Her organization and the book are called BRICKS, which stands for Building Resources in Cancer Knowledge & Services.  Free copies can be had just by contacting Charissa.  A recent article in Tonic Magazine describes the kinds of stories that are shared in the book:

“’The Assless’ tells how a young man customized his bicycle to let him ride to and from hospital visits without risking the spread of the disease. ‘Cancer Free, Ohio OR Second String Friends’ tells of a young woman suffering from an ‘old man cancer,’ renal cancer. ‘A Chemo Story’ tells of 20-year-old Luke Ferdinand’s fight against not only non-Hodgkin’s B-cell lymphoma, but also the rigid institution of cancer treatment: ‘As I was not yet 21, I was admitted as a pediatric patient, given a pediatric chemo course on the children’s floor of the hospital and generally treated like, well, a child.’ Ferdinand remembers watching the series finale of Seinfeld at the Ronald McDonald House while everyone around him ‘seemed younger, sicker.'” – Sam Brand

Hamilton-Gribenas has also done Roller Derby and dance party fundraisers, a bike ride and talk with a cancer survivor (Ezra Caldwell–also a contributor to the book), and other events around the city to promote and support the organization.

Poster for the release party by Mike Budai

photos used courtesy of Charissa Hamilton-Gribenas

If you’re fighting a disease (cancer or another health problem), or know someone who has cancer or has fought cancer, this could be a great resource for you.  Click on the links to find out more, or become friends with BRICKS on Facebook..

And you can also check out these books from the library:

Teenage Cancer Journey by Kathleen Gill:

At times both humorous and heart-wrenching, Teenage Cancer Journey describes the author’s personal struggles with philosophical questions (“Why me?”), as well as with practical dilemmas (“Will my wig stay on while I’m riding a roller coaster?”).

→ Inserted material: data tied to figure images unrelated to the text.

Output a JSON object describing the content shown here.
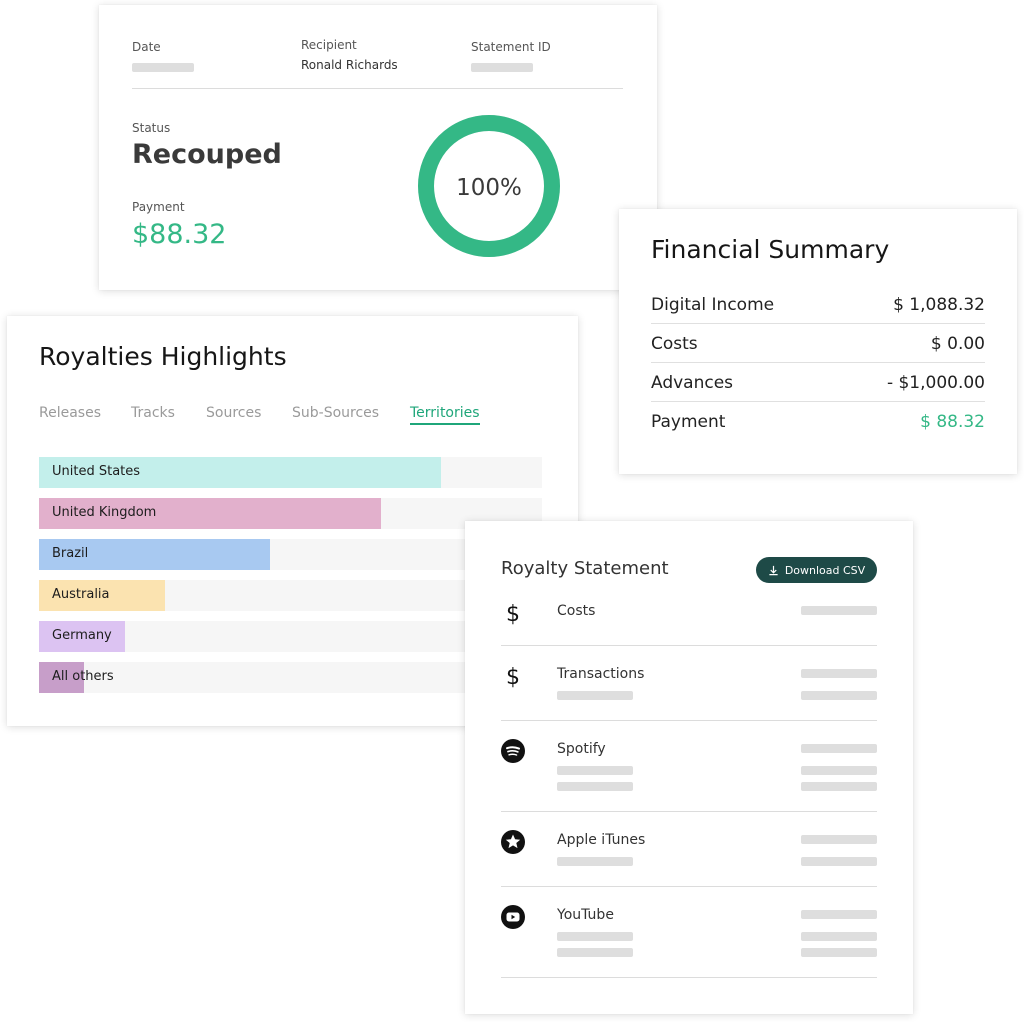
{
  "statement_header": {
    "date_label": "Date",
    "recipient_label": "Recipient",
    "recipient_value": "Ronald Richards",
    "statement_id_label": "Statement ID",
    "status_label": "Status",
    "status_value": "Recouped",
    "payment_label": "Payment",
    "payment_value": "$88.32",
    "recoup_percent": 100,
    "recoup_percent_label": "100%",
    "accent_color": "#34b886"
  },
  "financial_summary": {
    "title": "Financial Summary",
    "rows": [
      {
        "label": "Digital Income",
        "value": "$ 1,088.32"
      },
      {
        "label": "Costs",
        "value": "$ 0.00"
      },
      {
        "label": "Advances",
        "value": "- $1,000.00"
      },
      {
        "label": "Payment",
        "value": "$ 88.32"
      }
    ],
    "payment_color": "#34b886"
  },
  "royalties_highlights": {
    "title": "Royalties Highlights",
    "tabs": [
      {
        "label": "Releases",
        "active": false
      },
      {
        "label": "Tracks",
        "active": false
      },
      {
        "label": "Sources",
        "active": false
      },
      {
        "label": "Sub-Sources",
        "active": false
      },
      {
        "label": "Territories",
        "active": true
      }
    ],
    "territories": [
      {
        "label": "United States",
        "share": 0.8,
        "color": "#c3efeb"
      },
      {
        "label": "United Kingdom",
        "share": 0.68,
        "color": "#e2b0cc"
      },
      {
        "label": "Brazil",
        "share": 0.46,
        "color": "#a8c9f1"
      },
      {
        "label": "Australia",
        "share": 0.25,
        "color": "#fbe3b0"
      },
      {
        "label": "Germany",
        "share": 0.17,
        "color": "#dcc3f2"
      },
      {
        "label": "All others",
        "share": 0.09,
        "color": "#c79ec9"
      }
    ]
  },
  "royalty_statement": {
    "title": "Royalty Statement",
    "download_label": "Download CSV",
    "button_color": "#1e4a47",
    "rows": [
      {
        "name": "Costs",
        "icon": "dollar-icon"
      },
      {
        "name": "Transactions",
        "icon": "dollar-icon"
      },
      {
        "name": "Spotify",
        "icon": "spotify-icon"
      },
      {
        "name": "Apple iTunes",
        "icon": "star-icon"
      },
      {
        "name": "YouTube",
        "icon": "youtube-icon"
      }
    ]
  }
}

Teens with cancer by Gail B. Stewart ; photographs by Carl Franzén. : Four young cancer patients talk about how they were diagnosed with cancer, the support they received, and their chances for recovery.

After ever after by Jordan Sonnenblick : Although Jeff and Tad, encouraged by a new friend, Lindsey, make a deal to help one another overcome aftereffects of their cancer treatments in preparation for eighth-grade graduation, Jeff still craves advice from his older brother Stephen, who is studying drums in Africa.


Notes from the Dog by Gary Paulsen: When Johanna shows up at the beginning of summer to house-sit next door to Finn, he has no idea of the profound effect she will have on his life by the time summer vacation is over.